Affitti dei fondi rustici 2014: click day domani 2 marzo

Affitti dei fondi rustici 2014
Affitti dei fondi rustici 2014

Date da ricordare. Domani 2 marzo è il termine ultimo per la registrazione e il versamento dell’imposta della denuncia annuale per i contratti di affitto dei fondi rustici.

Domani 2 marzo scade il termine per la registrazione e il versamento dell’imposta della denuncia annuale che accorpa i contratti di affitto dei fondi rustici 2014, non formati per atto pubblico o scrittura privata autenticata, stipulati nel corso del 2014.

Si ricorda che, insieme alla denuncia, va presentata la ricevuta che attesta il pagamento dell’imposta. Hanno l’obbligo di registrare gli affitti dei fondi rustici 2014 i proprietari o gli affittuari che hanno scelto di riunire in un unico elenco e di registrare insieme i contratti sottoscritti nel corso dello scorso anno.

Una scadenza unica, quindi,  e un solo elenco, come  unica è anche la delega di pagamento per il versamento dell’imposta di registro dovuta in toto.
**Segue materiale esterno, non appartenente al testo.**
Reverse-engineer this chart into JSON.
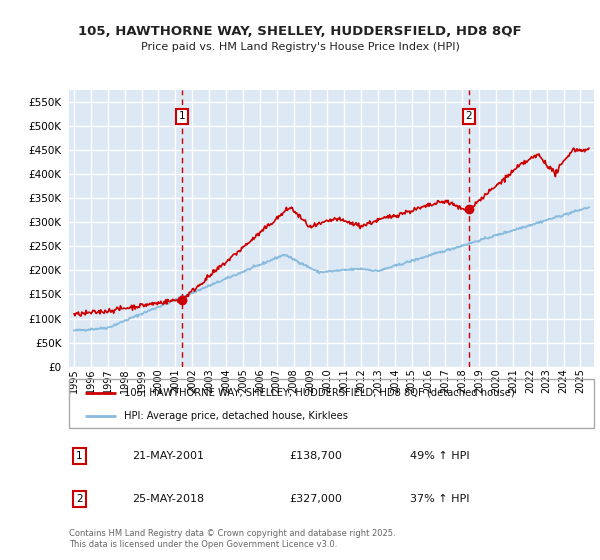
{
  "title_line1": "105, HAWTHORNE WAY, SHELLEY, HUDDERSFIELD, HD8 8QF",
  "title_line2": "Price paid vs. HM Land Registry's House Price Index (HPI)",
  "legend_label_red": "105, HAWTHORNE WAY, SHELLEY, HUDDERSFIELD, HD8 8QF (detached house)",
  "legend_label_blue": "HPI: Average price, detached house, Kirklees",
  "annotation1_label": "1",
  "annotation1_date": "21-MAY-2001",
  "annotation1_price": "£138,700",
  "annotation1_hpi": "49% ↑ HPI",
  "annotation2_label": "2",
  "annotation2_date": "25-MAY-2018",
  "annotation2_price": "£327,000",
  "annotation2_hpi": "37% ↑ HPI",
  "footer": "Contains HM Land Registry data © Crown copyright and database right 2025.\nThis data is licensed under the Open Government Licence v3.0.",
  "ylim": [
    0,
    575000
  ],
  "yticks": [
    0,
    50000,
    100000,
    150000,
    200000,
    250000,
    300000,
    350000,
    400000,
    450000,
    500000,
    550000
  ],
  "fig_bg_color": "#ffffff",
  "plot_bg_color": "#dde8f5",
  "grid_color": "#ffffff",
  "red_color": "#cc0000",
  "blue_color": "#88bbdd",
  "sale1_x": 2001.38,
  "sale1_y": 138700,
  "sale2_x": 2018.39,
  "sale2_y": 327000,
  "vline_color": "#cc0000",
  "marker_box_color": "#cc0000",
  "xtick_years": [
    1995,
    1996,
    1997,
    1998,
    1999,
    2000,
    2001,
    2002,
    2003,
    2004,
    2005,
    2006,
    2007,
    2008,
    2009,
    2010,
    2011,
    2012,
    2013,
    2014,
    2015,
    2016,
    2017,
    2018,
    2019,
    2020,
    2021,
    2022,
    2023,
    2024,
    2025
  ]
}
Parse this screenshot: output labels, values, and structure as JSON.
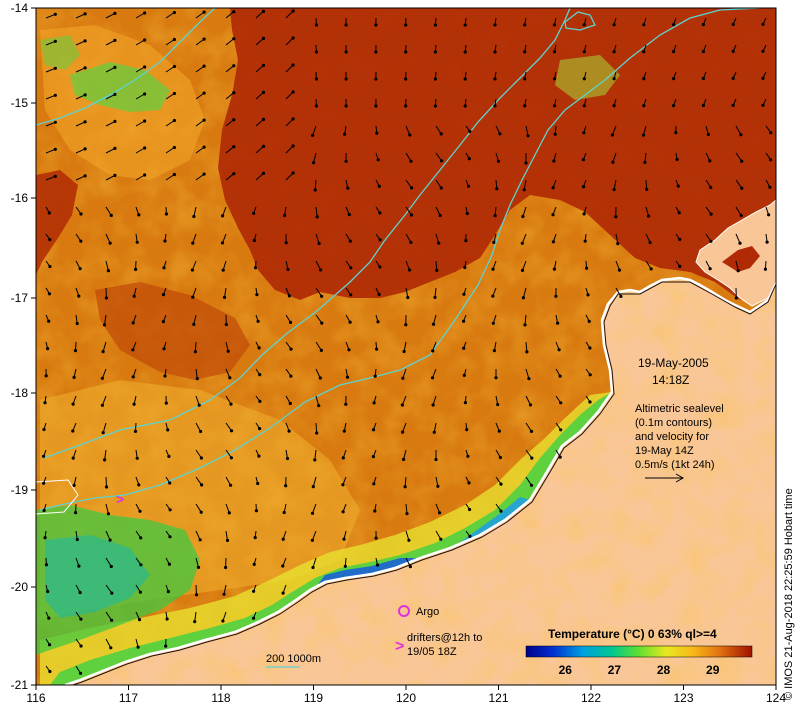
{
  "map": {
    "x_ticks": [
      "116",
      "117",
      "118",
      "119",
      "120",
      "121",
      "122",
      "123",
      "124"
    ],
    "y_ticks": [
      "-14",
      "-15",
      "-16",
      "-17",
      "-18",
      "-19",
      "-20",
      "-21"
    ],
    "lon_range": [
      116,
      124
    ],
    "lat_range": [
      -21,
      -14
    ]
  },
  "annotations": {
    "date": "19-May-2005",
    "time": "14:18Z",
    "altimetry_lines": [
      "Altimetric sealevel",
      "(0.1m contours)",
      "and velocity for",
      "19-May 14Z",
      "0.5m/s (1kt 24h)"
    ],
    "argo_label": "Argo",
    "drifters_line1": "drifters@12h to",
    "drifters_line2": "19/05 18Z",
    "bathy_label": "200  1000m",
    "side_credit": "© IMOS 21-Aug-2018 22:25:59 Hobart time"
  },
  "colorbar": {
    "title": "Temperature (°C) 0 63% ql>=4",
    "ticks": [
      "26",
      "27",
      "28",
      "29"
    ],
    "tick_values": [
      26,
      27,
      28,
      29
    ],
    "range": [
      25.2,
      29.8
    ]
  },
  "colors": {
    "land": "#f9c698",
    "ocean_warm": "#d87a10",
    "ocean_hot": "#b02a05",
    "contour": "#5fd3cf",
    "argo": "#e030e0"
  }
}
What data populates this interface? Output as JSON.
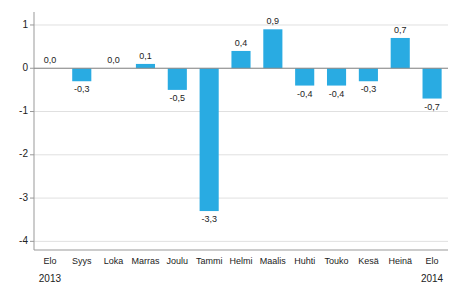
{
  "chart_data": {
    "type": "bar",
    "categories": [
      "Elo",
      "Syys",
      "Loka",
      "Marras",
      "Joulu",
      "Tammi",
      "Helmi",
      "Maalis",
      "Huhti",
      "Touko",
      "Kesä",
      "Heinä",
      "Elo"
    ],
    "values": [
      0.0,
      -0.3,
      0.0,
      0.1,
      -0.5,
      -3.3,
      0.4,
      0.9,
      -0.4,
      -0.4,
      -0.3,
      0.7,
      -0.7
    ],
    "value_labels": [
      "0,0",
      "-0,3",
      "0,0",
      "0,1",
      "-0,5",
      "-3,3",
      "0,4",
      "0,9",
      "-0,4",
      "-0,4",
      "-0,3",
      "0,7",
      "-0,7"
    ],
    "data_labels": true,
    "color": "#29abe2",
    "ylim": [
      -4.2,
      1.3
    ],
    "yticks": [
      -4,
      -3,
      -2,
      -1,
      0,
      1
    ],
    "grid": true,
    "annotations": [
      "2013",
      "2014"
    ]
  }
}
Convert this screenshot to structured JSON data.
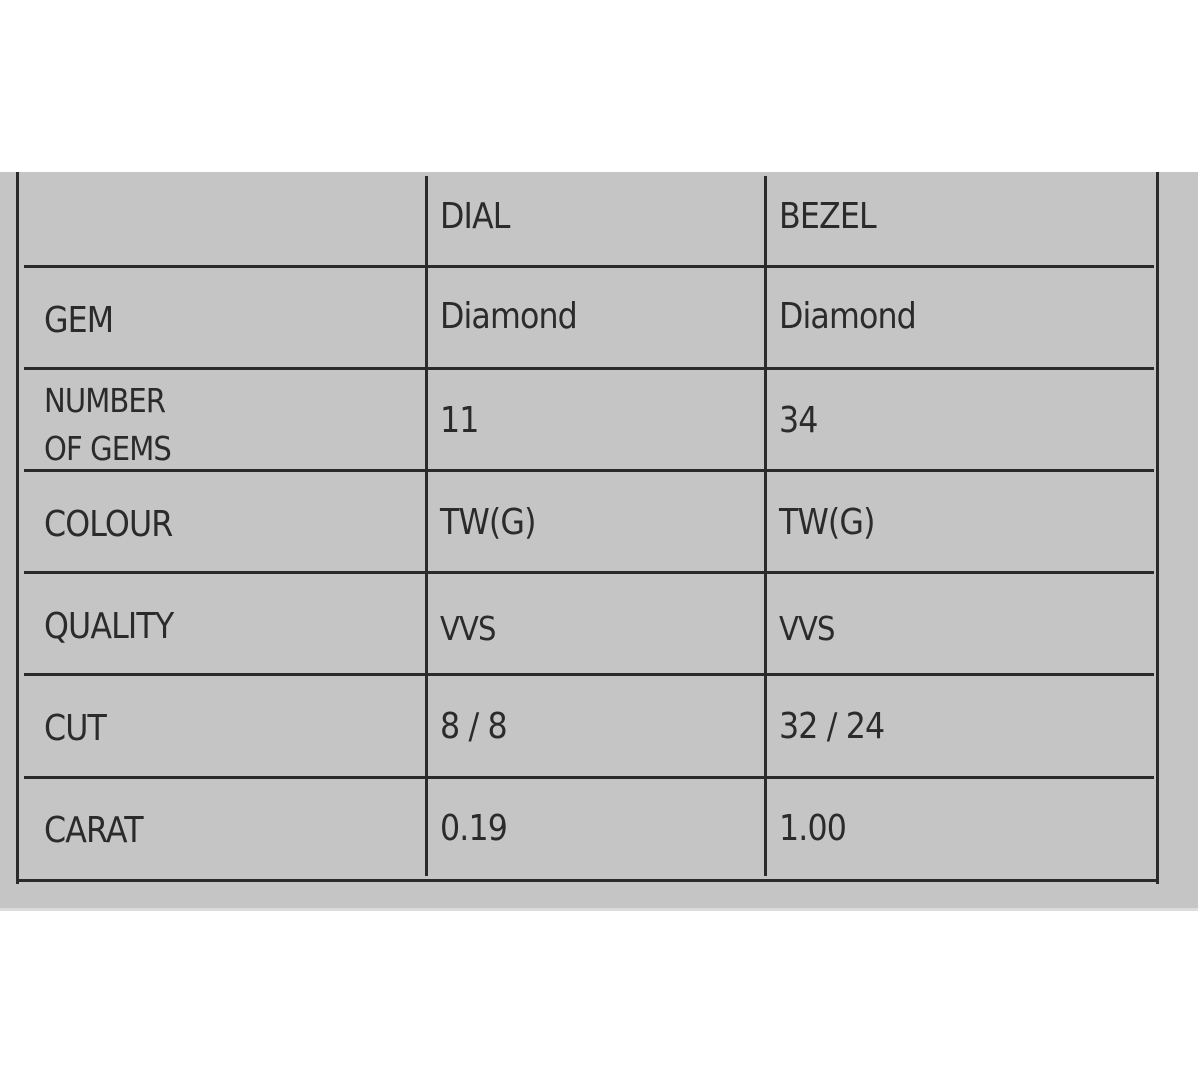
{
  "table": {
    "headers": [
      "",
      "DIAL",
      "BEZEL"
    ],
    "rows": [
      {
        "label": "GEM",
        "dial": "Diamond",
        "bezel": "Diamond"
      },
      {
        "label": "NUMBER OF GEMS",
        "label_line1": "NUMBER",
        "label_line2": "OF GEMS",
        "dial": "11",
        "bezel": "34"
      },
      {
        "label": "COLOUR",
        "dial": "TW(G)",
        "bezel": "TW(G)"
      },
      {
        "label": "QUALITY",
        "dial": "VVS",
        "bezel": "VVS"
      },
      {
        "label": "CUT",
        "dial": "8 / 8",
        "bezel": "32 / 24"
      },
      {
        "label": "CARAT",
        "dial": "0.19",
        "bezel": "1.00"
      }
    ]
  },
  "colors": {
    "card": "#c5c5c5",
    "ink": "#2b2b2b"
  }
}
Ne sono escluse le stipule avvenute con atto pubblico o scrittura privata autenticata.

L’imposta è pari allo 0,50% dell’importo complessivo dei corrispettivi indicati nella denuncia cumulativa e non può essere inferiore a 67 euro.

La denuncia va presentata, da una delle parti, in duplice originale, presso un qualsiasi ufficio territoriale dell’Agenzia delle Entrate oppure per via telematica, utilizzando il software disponibile gratuitamente sul sito dell’Agenzia.

La dichiarazione contiene i dati identificativi e le generalità delle parti e dei terreni (compresi i dati catastali), il luogo e la data di stipula del contratto, l’importo pattuito e la durata dell’accordo di ogni singolo contratto. All’elenco segue l’ammontare della somma complessiva dei corrispettivi, che costituisce la base imponibile dell’imposta dovuta.

Insieme alla denuncia degli affitti dei fondi rustici 2014 è possibile ma non obbligatorio presentare anche l’attestazione dell’avvenuto versamento dell’imposta di registro. Chi vuole, infatti, può seguire l’iter ordinario, ovvero registrare ogni singolo contratto entro trenta giorni dalla data di stipula o, se anteriore, da quella di decorrenza dell’affitto.

NOTA

La procedura è prevista dall’articolo 17, comma 3-bis, del Tur, per semplificare e velocizzare i tempi, ma non è obbligatoria.